Le problème de la circulation autour du Louvre est un sujet difficile à traiter puisque le château médiéval a été modifié et détruit par les constructions ultérieures.

Le problème des circulations autour des châteaux est un aspect peu étudié en France, mais davantage en Angleterre. Le château de Bodiam dans le Kent a été construit en 1385 par un seigneur de retour de France où il avait amassé un butin considérable. Il a obtenu une licence de fortification, ce qui lui a permis d’édifier une des plus grandes forteresses d’Angleterre avec une série d’éléments de terre situés dans une cuvette interprétée comme une adaptation à l’artillerie à feu. Lors des fouilles, ces terrassements ont pu être identifiés comme les aménagements de jardins. Le château de Bodiam apparaît donc comme un château d’apparat avec des ouvertures de tir qui ne servent à rien ! A été mis en place un système de circulation indirecte autour du château, avec une véritable scénographie des parcours et des lieux de promenade, ainsi que des viviers pour recréer un espace imaginaire autour du château dont les tours se reflètent dans les eaux. C’est la mise en scène de l’image du château-fort.

Cet exemple montre qu’il est nécessaire de faire une interprétation des circulations autour du Louvre. Toutefois, sur le Louvre de Charles V, la documentation est réduite, même si des fouilles ont été réalisées sous Napoléon III, puis entre 1983 et 1986. Les documents produits au XIXe siècle sont plus précis que les plus récents, et l’image du Louvre reste très partielle. Sont visibles aujourd’hui, une partie des escarpes de la puissante tour maîtresse de Philippe Auguste et des contreforts qui soutenaient la grande vis.

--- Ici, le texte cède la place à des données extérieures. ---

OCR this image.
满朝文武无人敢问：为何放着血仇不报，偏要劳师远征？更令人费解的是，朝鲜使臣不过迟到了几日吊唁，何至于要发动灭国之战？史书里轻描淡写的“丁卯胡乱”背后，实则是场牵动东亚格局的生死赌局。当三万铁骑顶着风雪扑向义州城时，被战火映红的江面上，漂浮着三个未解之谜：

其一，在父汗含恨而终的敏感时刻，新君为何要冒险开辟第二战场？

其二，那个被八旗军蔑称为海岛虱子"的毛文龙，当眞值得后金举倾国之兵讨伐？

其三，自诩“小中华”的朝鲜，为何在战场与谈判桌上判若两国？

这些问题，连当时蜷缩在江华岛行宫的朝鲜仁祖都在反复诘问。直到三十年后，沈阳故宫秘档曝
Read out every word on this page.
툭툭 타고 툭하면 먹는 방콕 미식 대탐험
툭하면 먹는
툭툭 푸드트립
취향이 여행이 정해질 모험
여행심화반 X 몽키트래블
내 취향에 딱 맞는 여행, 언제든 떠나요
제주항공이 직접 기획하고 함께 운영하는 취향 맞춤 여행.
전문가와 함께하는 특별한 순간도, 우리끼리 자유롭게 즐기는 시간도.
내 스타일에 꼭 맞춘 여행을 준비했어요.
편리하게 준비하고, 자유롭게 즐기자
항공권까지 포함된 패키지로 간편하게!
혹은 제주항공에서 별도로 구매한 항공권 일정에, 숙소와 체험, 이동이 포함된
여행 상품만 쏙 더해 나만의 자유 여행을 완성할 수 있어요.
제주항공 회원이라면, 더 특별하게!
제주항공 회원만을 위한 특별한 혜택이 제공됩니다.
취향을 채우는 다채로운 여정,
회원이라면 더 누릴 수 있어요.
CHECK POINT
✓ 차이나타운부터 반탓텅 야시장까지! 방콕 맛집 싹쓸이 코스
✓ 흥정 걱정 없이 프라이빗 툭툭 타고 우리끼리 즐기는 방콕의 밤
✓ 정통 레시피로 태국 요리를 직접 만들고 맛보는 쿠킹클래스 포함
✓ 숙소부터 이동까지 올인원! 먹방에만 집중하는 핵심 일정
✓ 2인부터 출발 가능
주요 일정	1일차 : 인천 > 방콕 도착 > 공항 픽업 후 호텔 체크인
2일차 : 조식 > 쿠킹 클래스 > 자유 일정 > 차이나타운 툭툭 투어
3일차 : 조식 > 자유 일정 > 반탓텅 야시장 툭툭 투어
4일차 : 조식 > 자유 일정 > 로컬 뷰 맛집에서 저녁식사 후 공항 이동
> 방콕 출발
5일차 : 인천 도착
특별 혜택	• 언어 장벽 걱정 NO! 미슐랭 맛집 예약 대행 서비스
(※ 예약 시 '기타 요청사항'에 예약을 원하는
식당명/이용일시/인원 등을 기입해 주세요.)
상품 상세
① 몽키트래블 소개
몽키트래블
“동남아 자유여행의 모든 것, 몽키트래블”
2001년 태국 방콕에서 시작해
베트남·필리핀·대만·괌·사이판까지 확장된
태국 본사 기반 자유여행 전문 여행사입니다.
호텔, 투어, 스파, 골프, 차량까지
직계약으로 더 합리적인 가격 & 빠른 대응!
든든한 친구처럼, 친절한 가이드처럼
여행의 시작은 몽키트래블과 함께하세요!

Ont travaillé sur le Louvre, mais sont parvenus à des conclusions différentes à partir des mêmes documents :

  • Mary Whiteley, « Le Louvre de Charles V : dispositions et fonctions d’une résidence royale », Revue de l’Art, 1992,97-1, 60-71
  • Alain Salamagne. « Du Louvre à Saumur, châteaux angevin ou châteaux des Valois ? », dans : Archeologia dei castelli nell’Europa angioina, secoli XIII-XV, Medioevo scavato, 5, 2011, p.58-66. Id., « D’Ardres au Louvre : la distribution des espaces dans le château français », dans : Journées d’étude : Châteaux et modes de vie au temps des ducs de Bretagne, XIIIe-XVIesiècle, Tours, Presses universitaires François-Rabelais, 2012, p.177-196. Id. « Lecture d’une symbolique seigneuriale, le Louvre de Charles V», dans Patrick Boucheron et Jean-Philippe Genet, Marquer la ville. Signes, empreintes et traces du pouvoir dans les espaces urbains (XIIIe -XVIIe siècle), Actes du colloque de Rome, 10-12 décembre 2009, Publications de la Sorbonne/École française de Rome, 2013, p. 61-81.

Les autres sources utilisées sont des sources iconographiques : Les très riches heures du duc de Berry (Chantilly, Musée Condé, ms 65) qui sont un document exceptionnel, puisque c’est la première fois dans histoire de l’art que des édifices sont représentés avec une telle précision. Nous disposons ainsi d’un portrait véritable des châteaux royaux du Louvre, de Vincennes, de la Cité puis des châteaux qui appartiennent au duc de Berry (Lusignan, Dourdan etc.). Le Louvre est représenté avec une image de la ruralité. Ces miniatures sont datées de 1410-1415 avec une reprise vers 1450 (cf. le système de l’ombre projetée des personnages). Pour le Louvre, la miniature est d’un extrême intérêt pour la représentation du château de Charles V. Le roi décide de reconstruire le Louvre dès le début de son règne, puis il s’occupe de Vincennes. Le Louvre est d’abord le château de Philippe-Auguste (en 1190, la grosse tour est construite, puis dans la décennie 1200-1210, une enceinte est édifiée, ce qui donne le modèle du château-fort philippien qui se diffuse au XIIIe siècle). Le Louvre se trouve aux portes de l’enceinte dite de Philippe-Auguste et à proximité du Palais de la Cité. Il est donc à proximité des lieux du pouvoir. Dans le Palais de la Cité, se trouvent les fonctionnaires du roi. Alors que le Louvre de Charles V a principalement une fonction résidentielle ou de représentation. Les détails de la miniature des Très riches heures sont précis et corroborés par une série de comparaisons. Le plan de l’édifice ancien est conservé et un niveau est ajouté avec des combles qui ont une importance essentielle dans la circulation, notamment celle du souverain (cf. Christine de Pizan). Les parties hautes du château sont le lieu privilégié du monarque jusqu’au début du XVIIe siècle. Le surgissement d’un château nouveau dans un espace détruit marque la réaffirmation du pouvoir royal.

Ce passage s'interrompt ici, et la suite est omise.